Por Leonardo Boff
Observando o
comportamento dos parlamentares nos três dias em que discutiram a
admissibilidade do impedimento da presidenta Dilma Rousseff parecia-nos ver
criançolas se divertindo num jardim da infância. Gritarias por todo canto.
Coros recitando seus mantras contra ou a favor do impedimento. Alguns vinham fantasiados
com os símbolos de suas causas. Pessoas vestidas com a bandeira nacional como
se estivessem num dia de carnaval. Placas com seus slogans repetitivos. Enfim,
um espetáculo indigno de pessoas decentes de quem se esperaria um mínimo de
seriedade. Chegou-se a fazer até um bolão de apostas como se fora um jogo do
bicho ou de futebol.
Mas o que mais causou
estranheza foi a figura do presidente da Câmara que presidiu a sessão, o
deputado Eduardo Cunha. Ele vem acusado de muitos crimes e é réu pelo Supremo
Tribunal Federal: um gangster julgando uma mulher decente contra a qual ninguém
ousou lhe atribuir qualquer crime.
Precisamos questionar a
responsabilidade do Supremo Tribunal Federal por ter permitido esse ato que nos
envergonhou nacional e internacionalmente a ponto de o New York Times de 15 de
abril escrever: “Ela não roubou nada, mas está sendo julgada por uma quadrilha
de ladrões”. Que interesse secreto alimenta a Suprema Corte face a tão
escandalosa omissão? Recusamos a ideia de que esteja participando de alguma
conspiração.
Ocorreu na declaração de
voto algo absolutamente desviante. Tratava-se de julgar se a presidenta havia
cometido um crime de irresponsabilidade fiscal junto a outros manejos
administrativos das finanças, base jurídica para um processo político de
impedimento que implica destituir a presidenta de seu cargo, conseguido pelo
voto popular majoritário. Grande parte dos deputados sequer se referiu a essa
base jurídica, as famosas pedaladas fiscais etc. Ao invés de se ater juridicamente
ao eventual crime, deram asas à politização da insatisfação generalizada que
corre pela sociedade em razão da crise econômica, do desemprego e da corrupção
na Petrobrás. Essa insatisfação pode representar um erro político da presidenta
mas não configura um crime.
Como num ritornelo, a
grande maioria se concentrou na corrupção e nos efeitos negativos da crise.
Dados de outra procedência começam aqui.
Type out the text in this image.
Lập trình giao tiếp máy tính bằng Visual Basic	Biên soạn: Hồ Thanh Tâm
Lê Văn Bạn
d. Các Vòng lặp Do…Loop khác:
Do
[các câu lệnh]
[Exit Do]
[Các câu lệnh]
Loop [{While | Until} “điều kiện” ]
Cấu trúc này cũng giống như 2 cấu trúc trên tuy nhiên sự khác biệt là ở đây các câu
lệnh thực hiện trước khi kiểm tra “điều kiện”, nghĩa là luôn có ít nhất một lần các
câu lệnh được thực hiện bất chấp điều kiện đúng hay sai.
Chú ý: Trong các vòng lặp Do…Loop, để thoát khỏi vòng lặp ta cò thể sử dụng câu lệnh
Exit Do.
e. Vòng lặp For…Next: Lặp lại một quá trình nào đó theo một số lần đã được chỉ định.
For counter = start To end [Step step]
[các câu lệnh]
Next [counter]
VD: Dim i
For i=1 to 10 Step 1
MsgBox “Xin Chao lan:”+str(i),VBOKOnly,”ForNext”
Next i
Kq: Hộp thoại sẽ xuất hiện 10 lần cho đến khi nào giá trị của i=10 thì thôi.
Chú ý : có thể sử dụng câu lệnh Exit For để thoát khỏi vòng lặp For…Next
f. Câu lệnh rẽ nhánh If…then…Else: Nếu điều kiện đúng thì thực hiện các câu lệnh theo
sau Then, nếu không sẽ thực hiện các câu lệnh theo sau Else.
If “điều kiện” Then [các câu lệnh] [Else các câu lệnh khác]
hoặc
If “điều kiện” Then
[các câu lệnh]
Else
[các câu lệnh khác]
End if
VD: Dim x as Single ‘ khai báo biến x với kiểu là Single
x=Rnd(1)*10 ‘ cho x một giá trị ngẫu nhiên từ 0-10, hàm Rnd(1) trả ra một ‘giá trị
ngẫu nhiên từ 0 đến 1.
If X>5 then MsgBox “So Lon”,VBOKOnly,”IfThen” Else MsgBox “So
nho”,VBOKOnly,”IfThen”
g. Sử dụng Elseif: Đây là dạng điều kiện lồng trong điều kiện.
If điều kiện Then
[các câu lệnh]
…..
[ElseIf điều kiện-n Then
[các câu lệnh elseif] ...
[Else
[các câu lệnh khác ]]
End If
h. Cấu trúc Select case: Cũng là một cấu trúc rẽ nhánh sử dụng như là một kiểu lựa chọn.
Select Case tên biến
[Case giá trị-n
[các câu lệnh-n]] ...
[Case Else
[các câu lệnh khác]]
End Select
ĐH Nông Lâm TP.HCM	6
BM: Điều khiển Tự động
Apostrofaram hipocritamente o governo de corrupto quando sabemos que um grande
número de deputados está indiciado em crimes de corrupção. Boa parte deles se
elegeu com dinheiro da corrupção política, sustentada pelas empresas.
Generalizando, com honrosas exceções, os deputados não representam os
interesses coletivos, mas aqueles das empresas que lhes financiaram as
campanhas.
Importa notar um fato
preocupante: emergiu novamente como um espantalho a velha campanha que reforçou
o golpe militar de 1964: as marchas da religião, da família, de Deus e contra a
corrupção. Dezenas de parlamentares da bancada evangélica claramente fizeram
discursos de tom religioso e invocando o nome de Deus. E todos, sem exceção,
votaram pelo impedimento. Poucas vezes se ofendeu tanto o segundo mandamento da
lei de Deus que proíbe usar o santo nome de Deus em vão. Grande parte dos
parlamentares de forma pueril dedicavam seu voto à família, à esposa, à avó,
aos filhos e aos netos, citando seus nomes, numa espetacularização da política
de reles banalidade. Ao contrário, aqueles contra o impedimento argumentavam e
mostravam um comportamento decente.
Fez-se um julgamento apenas
político sem embasamento jurídico convincente, o que fere o preceito
constitucional. O que ocorreu foi um golpe parlamentar inaceitável.
Os votos contra o
impedimento não foram suficientes. Todos saímos diminuídos como nação e
envergonhados dos representantes do povo que, na verdade, não o representam nem
pretendem mudar as regras do jogo político.
Agora nos resta esperar
a racionalidade do Senado que irá analisar a validade ou não dos argumentos
jurídicos, base para um julgamento político acerca de um eventual crime de
responsabilidade, negado por notáveis juristas do país.
Talvez não tenhamos
ainda suficientemente amadurecido como povo para poder realizar uma democracia
digna deste nome: a tradução para o campo da politica da soberania popular.